Once out of prison and living with his mother, he spent a dispiriting month trying to find work. His father introduced him to the Cook County Board president, George Dunne, who arranged for an interview.
Burnett got a job as a draftsman for the county highway department. “I worked hard at my job but also hustled, going to college to study engineering, selling T-shirts and sunglasses, helping people move,” he says. He even sold the Tribune, working the off-ramp of the Kennedy Expressway at Division Street, a location now within the boundaries of his ward.
He also became a foot soldier in the Democratic Party organization. “A lot of people called me a ‘kiss butt’ and I did do anything I was asked to do . . . get coffee, anything. And I got to know every politician in Cook County. I worked on campaigns, was an aide for Jesse White,” he says. “I never thought about elective office because of my incarceration. I worked my way up by hard work and not being afraid to humble myself.”
He eventually became chairman of the Young Democrats and in 1995, with the support of Dunne and other party heavyweights, he ran for alderman of the recently remapped 27th Ward, a crazy jigsaw-puzzle piece that includes part of Cabrini-Green, the United Center and points west. (to see a map of the ward, go to www.cityofchicago.org and click on the “Your Ward and Alderman” link).

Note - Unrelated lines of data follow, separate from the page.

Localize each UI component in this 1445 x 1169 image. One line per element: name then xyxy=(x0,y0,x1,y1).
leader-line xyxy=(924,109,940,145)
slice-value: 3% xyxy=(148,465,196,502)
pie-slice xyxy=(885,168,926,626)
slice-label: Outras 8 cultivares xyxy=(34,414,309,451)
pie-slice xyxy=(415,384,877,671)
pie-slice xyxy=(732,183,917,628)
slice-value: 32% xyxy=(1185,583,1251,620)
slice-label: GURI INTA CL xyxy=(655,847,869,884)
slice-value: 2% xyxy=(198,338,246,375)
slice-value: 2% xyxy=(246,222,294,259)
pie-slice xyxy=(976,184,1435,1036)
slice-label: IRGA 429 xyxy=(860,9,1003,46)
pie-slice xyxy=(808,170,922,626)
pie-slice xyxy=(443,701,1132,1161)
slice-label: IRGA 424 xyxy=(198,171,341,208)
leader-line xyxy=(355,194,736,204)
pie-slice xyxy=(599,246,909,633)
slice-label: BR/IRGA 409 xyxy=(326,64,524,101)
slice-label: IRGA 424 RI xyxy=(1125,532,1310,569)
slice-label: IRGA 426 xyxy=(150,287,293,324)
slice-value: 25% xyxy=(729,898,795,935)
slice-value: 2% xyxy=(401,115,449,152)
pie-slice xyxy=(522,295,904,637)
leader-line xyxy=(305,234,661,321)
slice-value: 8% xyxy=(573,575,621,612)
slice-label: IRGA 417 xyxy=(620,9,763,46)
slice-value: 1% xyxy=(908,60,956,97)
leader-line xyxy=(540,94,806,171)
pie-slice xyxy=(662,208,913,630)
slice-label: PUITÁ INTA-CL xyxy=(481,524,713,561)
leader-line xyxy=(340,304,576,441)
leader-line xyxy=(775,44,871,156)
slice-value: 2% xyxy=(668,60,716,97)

It was a tough race, which Burnett won in a runoff. He was victorious in his last election in 2003 with 88 percent of the vote and so is understandably confident about next year’s race.
“The challenges are many,” he says. “The transformation of public housing . . . we now have $500,000 homes next to public housing. My chief of staff still lives in Cabrini and I must deal with an increasingly diverse community, have people respect one another.”
He has been married to his wife, Darlena, since 1991, when he became stepfather to her then 20-year-old son, Jawaharial. Darlena works for the Recorder of Deeds office and Jawaharial is now chairman of the Young Democrats. The Burnetts also have a 10-year-old son, Walter.
The alderman is a deacon at his church and often visits with prisoners, “because it’s one way I can give back.”
What is the gist of his message to them?
“That jail is not the end of the world,” he says.